Another current limitation of App Inventor is that its design inhibits code reuse. Code reuse is one of the key computational thinking concepts in Brennan and Resnick’s framework (2012). Many text-based languages provide robust support for code libraries and dependency management, allowing app developers to build on each other’s work more easily. While App Inventor provides a gallery for publishing completed app source code, the community has yet to develop the granularity of libraries common in other programming languages. This presents an opportunity to continue to grow the platform and user community and is a worthy subject for further exploration.
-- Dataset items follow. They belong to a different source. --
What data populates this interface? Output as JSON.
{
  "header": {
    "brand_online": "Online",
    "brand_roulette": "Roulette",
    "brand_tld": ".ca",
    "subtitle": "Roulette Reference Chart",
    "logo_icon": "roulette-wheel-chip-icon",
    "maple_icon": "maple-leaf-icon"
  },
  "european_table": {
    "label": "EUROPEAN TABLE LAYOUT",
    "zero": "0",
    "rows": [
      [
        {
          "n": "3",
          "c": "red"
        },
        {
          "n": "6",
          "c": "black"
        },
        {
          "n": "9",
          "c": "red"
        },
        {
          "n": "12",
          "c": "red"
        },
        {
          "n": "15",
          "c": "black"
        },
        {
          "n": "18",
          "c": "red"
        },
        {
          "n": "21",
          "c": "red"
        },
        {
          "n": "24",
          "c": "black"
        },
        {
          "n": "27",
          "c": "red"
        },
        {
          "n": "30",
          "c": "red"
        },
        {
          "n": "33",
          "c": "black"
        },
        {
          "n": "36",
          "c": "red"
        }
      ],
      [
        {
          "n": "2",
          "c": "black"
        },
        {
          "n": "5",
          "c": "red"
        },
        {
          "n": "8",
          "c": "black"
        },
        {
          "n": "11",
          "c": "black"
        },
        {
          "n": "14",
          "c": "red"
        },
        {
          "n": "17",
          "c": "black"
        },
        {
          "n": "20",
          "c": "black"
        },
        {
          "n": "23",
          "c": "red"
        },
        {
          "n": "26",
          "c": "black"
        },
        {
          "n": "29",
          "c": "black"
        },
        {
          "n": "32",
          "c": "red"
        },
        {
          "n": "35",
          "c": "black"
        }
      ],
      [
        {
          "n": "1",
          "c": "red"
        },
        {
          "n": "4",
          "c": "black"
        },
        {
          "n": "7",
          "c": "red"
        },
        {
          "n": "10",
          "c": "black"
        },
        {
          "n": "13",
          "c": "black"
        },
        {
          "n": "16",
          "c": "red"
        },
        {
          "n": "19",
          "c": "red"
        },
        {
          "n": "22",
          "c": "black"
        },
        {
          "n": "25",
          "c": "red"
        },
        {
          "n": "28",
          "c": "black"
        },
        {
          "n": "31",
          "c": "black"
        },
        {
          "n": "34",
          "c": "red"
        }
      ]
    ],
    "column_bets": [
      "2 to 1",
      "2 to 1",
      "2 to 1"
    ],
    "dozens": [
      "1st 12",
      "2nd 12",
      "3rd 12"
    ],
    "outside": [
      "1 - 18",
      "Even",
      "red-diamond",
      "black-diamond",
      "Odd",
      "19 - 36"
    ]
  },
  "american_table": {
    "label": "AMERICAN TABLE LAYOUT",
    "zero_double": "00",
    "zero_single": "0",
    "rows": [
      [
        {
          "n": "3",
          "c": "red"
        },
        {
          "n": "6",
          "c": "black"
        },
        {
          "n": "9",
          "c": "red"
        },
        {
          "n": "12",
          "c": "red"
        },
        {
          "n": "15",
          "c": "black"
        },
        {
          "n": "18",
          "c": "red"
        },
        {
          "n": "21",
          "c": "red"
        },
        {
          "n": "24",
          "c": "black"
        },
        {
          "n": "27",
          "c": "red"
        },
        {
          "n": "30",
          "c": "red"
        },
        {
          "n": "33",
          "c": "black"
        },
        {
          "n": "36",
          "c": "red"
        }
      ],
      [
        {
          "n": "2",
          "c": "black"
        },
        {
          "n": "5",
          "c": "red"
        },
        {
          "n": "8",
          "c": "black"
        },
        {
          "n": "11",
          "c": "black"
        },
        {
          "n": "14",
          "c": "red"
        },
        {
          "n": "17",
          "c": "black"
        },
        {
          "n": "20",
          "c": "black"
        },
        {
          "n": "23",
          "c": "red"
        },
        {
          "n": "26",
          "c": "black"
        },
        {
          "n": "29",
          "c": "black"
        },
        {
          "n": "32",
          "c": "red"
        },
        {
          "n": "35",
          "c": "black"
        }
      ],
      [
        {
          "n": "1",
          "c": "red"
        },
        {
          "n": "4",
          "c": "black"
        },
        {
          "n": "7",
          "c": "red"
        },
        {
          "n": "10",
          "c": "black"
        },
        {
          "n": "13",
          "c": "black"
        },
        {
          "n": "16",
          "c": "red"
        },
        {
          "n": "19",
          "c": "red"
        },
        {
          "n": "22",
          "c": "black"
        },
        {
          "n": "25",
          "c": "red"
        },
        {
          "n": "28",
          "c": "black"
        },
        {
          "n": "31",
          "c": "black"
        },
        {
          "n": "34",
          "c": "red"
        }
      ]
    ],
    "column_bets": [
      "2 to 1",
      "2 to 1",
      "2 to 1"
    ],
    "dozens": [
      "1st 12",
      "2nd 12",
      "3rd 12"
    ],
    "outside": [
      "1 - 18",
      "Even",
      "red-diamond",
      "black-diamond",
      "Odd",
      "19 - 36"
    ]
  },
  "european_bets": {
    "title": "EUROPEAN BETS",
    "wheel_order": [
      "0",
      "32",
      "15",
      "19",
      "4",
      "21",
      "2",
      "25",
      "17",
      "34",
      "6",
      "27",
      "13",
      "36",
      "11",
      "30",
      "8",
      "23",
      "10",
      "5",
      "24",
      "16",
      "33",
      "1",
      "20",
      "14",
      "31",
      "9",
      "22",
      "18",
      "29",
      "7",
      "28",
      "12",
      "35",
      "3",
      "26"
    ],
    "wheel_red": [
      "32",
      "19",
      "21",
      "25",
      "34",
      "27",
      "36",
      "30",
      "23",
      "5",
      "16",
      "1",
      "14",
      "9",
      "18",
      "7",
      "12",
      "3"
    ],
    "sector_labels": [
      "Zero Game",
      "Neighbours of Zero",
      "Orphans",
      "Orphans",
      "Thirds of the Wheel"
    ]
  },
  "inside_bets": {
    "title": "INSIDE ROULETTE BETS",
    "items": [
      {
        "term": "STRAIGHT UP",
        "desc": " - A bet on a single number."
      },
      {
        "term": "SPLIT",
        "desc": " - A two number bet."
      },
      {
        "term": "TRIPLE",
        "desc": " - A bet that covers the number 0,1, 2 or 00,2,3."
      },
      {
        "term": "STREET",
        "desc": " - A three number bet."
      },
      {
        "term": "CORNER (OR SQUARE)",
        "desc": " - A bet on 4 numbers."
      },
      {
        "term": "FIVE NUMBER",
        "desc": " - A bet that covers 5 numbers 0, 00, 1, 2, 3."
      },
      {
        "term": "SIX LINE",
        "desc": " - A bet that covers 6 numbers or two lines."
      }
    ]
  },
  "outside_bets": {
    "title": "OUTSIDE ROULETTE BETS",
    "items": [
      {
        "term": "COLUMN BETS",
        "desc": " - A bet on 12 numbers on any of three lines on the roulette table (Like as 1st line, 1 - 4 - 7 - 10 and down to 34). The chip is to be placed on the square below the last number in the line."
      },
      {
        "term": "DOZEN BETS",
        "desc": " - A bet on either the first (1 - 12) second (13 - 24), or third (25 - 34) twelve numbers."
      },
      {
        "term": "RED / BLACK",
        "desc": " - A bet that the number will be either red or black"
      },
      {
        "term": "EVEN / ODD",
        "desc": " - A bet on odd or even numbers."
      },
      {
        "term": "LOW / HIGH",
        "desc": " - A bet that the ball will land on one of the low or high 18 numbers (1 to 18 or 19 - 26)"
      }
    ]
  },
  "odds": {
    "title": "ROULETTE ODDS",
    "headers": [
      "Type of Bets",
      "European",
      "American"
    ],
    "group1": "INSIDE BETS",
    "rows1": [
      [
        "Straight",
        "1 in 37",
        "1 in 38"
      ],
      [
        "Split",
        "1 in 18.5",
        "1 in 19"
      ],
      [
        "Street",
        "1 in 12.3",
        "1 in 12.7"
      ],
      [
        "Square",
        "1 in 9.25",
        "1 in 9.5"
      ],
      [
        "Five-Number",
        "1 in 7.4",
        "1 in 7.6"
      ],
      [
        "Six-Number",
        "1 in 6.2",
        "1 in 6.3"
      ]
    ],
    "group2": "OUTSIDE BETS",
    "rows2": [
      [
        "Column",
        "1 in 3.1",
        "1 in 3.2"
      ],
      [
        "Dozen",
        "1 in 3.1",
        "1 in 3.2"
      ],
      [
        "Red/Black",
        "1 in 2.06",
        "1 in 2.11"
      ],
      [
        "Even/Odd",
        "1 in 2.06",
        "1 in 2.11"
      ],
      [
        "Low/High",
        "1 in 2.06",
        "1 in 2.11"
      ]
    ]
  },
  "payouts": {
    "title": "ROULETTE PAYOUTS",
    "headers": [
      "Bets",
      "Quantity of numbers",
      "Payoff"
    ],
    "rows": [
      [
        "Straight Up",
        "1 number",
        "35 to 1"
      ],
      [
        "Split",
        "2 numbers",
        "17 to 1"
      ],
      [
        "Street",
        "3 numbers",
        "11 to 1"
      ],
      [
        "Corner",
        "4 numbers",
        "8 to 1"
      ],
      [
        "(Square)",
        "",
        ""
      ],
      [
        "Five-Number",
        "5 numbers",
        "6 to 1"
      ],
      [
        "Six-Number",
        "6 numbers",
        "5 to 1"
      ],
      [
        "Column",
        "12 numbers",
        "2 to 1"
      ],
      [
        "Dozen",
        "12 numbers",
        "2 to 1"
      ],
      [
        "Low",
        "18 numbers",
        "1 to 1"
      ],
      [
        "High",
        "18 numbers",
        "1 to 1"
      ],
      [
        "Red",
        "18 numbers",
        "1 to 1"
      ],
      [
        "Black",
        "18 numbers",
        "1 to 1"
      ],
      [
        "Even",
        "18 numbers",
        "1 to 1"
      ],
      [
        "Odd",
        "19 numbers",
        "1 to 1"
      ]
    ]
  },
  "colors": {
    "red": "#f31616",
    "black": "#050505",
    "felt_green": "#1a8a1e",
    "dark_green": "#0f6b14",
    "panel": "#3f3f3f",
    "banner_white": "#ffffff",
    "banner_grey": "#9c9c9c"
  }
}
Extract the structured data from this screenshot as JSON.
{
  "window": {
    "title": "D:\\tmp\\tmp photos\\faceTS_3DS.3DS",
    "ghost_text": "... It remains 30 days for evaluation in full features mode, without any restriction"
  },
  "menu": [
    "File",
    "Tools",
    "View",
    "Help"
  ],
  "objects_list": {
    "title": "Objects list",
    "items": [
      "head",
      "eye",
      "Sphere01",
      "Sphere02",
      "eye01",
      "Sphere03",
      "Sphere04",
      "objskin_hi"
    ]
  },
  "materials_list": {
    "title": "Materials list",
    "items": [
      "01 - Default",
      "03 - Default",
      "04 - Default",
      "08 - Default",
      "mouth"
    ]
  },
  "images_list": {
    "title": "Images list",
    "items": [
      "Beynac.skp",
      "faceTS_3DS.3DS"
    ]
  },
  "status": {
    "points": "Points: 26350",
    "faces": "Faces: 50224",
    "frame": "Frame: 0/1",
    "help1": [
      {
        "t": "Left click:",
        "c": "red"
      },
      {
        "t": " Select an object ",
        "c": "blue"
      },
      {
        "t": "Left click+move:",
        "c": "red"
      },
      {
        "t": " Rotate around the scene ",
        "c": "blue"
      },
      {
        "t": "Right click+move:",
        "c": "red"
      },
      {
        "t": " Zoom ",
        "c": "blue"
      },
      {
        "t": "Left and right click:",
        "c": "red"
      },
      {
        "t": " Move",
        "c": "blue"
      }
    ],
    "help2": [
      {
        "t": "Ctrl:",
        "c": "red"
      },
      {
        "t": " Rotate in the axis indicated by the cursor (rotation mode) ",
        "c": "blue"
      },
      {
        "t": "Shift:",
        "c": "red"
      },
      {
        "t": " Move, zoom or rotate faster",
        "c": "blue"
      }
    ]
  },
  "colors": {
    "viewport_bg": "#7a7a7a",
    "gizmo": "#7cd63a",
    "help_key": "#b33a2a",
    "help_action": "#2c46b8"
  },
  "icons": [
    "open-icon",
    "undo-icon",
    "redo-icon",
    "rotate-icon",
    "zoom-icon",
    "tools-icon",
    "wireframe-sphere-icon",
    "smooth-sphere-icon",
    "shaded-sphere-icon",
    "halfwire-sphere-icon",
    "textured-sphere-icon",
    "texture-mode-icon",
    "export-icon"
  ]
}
7.3 Benefits of Visual Programming for Mobile

Users of the App Inventor platform benefit from being able to repurpose the computational thinking skills they learn to interface with physical space in the external world. The visual programming of App Inventor and the abstraction and compartmentalization of concepts into components and blocks allow the app inventor to focus more on decomposing their problems into solvable elements. The facility of running apps on mobile devices allows the students to experience their own apps as part of an ecosystem they interact with daily, and with which they are intimately familiar. Since this encapsulation reduces the time it takes to build an app, even a straightforward prototype, app inventors can quickly grasp and iterate without paying a significant cost in terms of a compile-load-run cycle that is typical with mobile app development.

8 Conclusions

The MIT App Inventor project continues to push the boundaries of education within the context of mobile app development. Its abstraction of hardware capabilities and the reduction of complex logic into compact representations allows users to quickly and iteratively develop projects that address real-world problems. We discussed how App Inventor’s curriculum development incorporates elements of computational thinking and encourages computational action with real-world effects. We also presented a number of projects that effectively accomplish this mission. We continue to grow the platform to democratize access to newer technologies, preparing future generations for a world in which computational thinking is a central part of problem-solving.

8.1 Future Vision

We already observe a rise in the growth of machine learning technologies. These technologies offer new ways of engaging with the world and could dramatically affect the future of technology and society. To support educating youth in this family of technologies, we are actively developing artificial intelligence and machine learning components, as well as curricula teachers can use to instruct students in these technologies.

In the future, we expect that households will be increasingly computationally literate. Already we are observing toddlers making use of devices such as phones and tablets to learn and engage the world in different ways. These technologies will become nearly universal in the near future, mandating increased pedagogy around computational thinking as well as the creation of environments to aid young children in using these tools to solve problems is critical. We must help them become producers and change makers rather than simply consumers. Increasingly, we move toward a world where functionality is abstracted, or provided as pieces that the computationally literate can combine for novel solutions for any problem. App Inventor will continue to push these boundaries by exploring bleeding edge technologies and integrating them within a mobile context.

Lastly, we are moving toward economies of knowledge. In these economies, access to new innovations and ways of solving problems will differentiate individuals competing globally (Powell & Snellman, 2004). Tools that provide increased abstraction for solving problems will offer more advantages to individuals than traditional engineering approaches.